If crimes of this magnitude occur, it does little to point the finger at the individuals who committed them (although they deserve their punishments, more than they usually get). Instead, don't we have to ask what has happened in a society so that it was unable to stop such horrors - and what is it in our human nature that leads to such torment in the first place? (Like home children to Australia, or the Kinder der Landstraße program of the Swiss gvernment against the children of the migratory Yeniche people, or so many other instances.)

On the personal level, we each must come to terms with what has happened to us as individuals. But as a society we have to find out what those forces are that further, propagate and protect those who perpetrate the crimes.

Malcolm said...


Thank you for this amazing response. The saddest line is as you emphasise

I never heard him singing after that

Music is the language of the spirit.

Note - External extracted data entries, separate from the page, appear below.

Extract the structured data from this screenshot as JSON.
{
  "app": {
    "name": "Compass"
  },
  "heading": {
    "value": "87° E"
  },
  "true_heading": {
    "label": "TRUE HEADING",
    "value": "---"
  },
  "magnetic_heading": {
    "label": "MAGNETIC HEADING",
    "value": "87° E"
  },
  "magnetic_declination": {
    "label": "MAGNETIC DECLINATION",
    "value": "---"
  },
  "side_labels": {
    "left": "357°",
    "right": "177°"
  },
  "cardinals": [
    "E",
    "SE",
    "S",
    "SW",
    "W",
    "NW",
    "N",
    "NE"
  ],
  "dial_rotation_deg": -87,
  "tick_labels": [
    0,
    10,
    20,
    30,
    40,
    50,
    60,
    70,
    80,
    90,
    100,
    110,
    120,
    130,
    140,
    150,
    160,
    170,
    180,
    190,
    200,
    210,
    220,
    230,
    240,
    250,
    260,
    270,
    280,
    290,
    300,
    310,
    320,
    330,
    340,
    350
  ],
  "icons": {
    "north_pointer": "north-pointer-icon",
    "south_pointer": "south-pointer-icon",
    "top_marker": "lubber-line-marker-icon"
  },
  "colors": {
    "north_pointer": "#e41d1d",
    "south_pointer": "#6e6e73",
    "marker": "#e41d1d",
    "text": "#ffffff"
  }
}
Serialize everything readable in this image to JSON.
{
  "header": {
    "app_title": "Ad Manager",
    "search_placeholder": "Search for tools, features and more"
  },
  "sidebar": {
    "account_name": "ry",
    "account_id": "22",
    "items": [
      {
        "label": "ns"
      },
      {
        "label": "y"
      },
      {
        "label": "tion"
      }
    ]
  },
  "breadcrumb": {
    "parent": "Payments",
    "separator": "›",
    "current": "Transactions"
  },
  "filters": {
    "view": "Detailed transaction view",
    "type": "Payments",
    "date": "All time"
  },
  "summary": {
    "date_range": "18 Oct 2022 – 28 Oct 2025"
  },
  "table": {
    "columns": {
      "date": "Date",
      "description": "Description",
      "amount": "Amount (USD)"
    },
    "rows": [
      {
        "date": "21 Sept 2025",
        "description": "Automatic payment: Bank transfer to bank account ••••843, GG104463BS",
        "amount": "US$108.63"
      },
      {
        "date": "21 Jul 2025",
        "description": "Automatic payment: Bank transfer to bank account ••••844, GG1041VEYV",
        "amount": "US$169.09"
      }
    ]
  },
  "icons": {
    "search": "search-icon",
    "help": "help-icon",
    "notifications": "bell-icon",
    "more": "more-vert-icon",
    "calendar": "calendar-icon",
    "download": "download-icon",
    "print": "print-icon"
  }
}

It opens the secret of life bringing peace, abolishing strife - Kahlil Gibran

If you destroy a child's music what does he have left? Being a musician was often the only thing that gave me a grip on life, to have lost it would have been unbearable. Cuts, bruises and broken bones heal and eventually the physical pain subsides. The injuries to the spirit are less susceptible to healing and are often hidden from public view. Torment is a silent, lonely thing.

I can only agree with you, we should and indeed must punish the individuals who commit such atrocities on children but that in itself is futile as long as children are held in such little regard by the very people charged with their protection.

Every voice that speaks out against this evil raises the volume of protest a little bit, eventually we'll be shouting so loud that nobody can ignore us.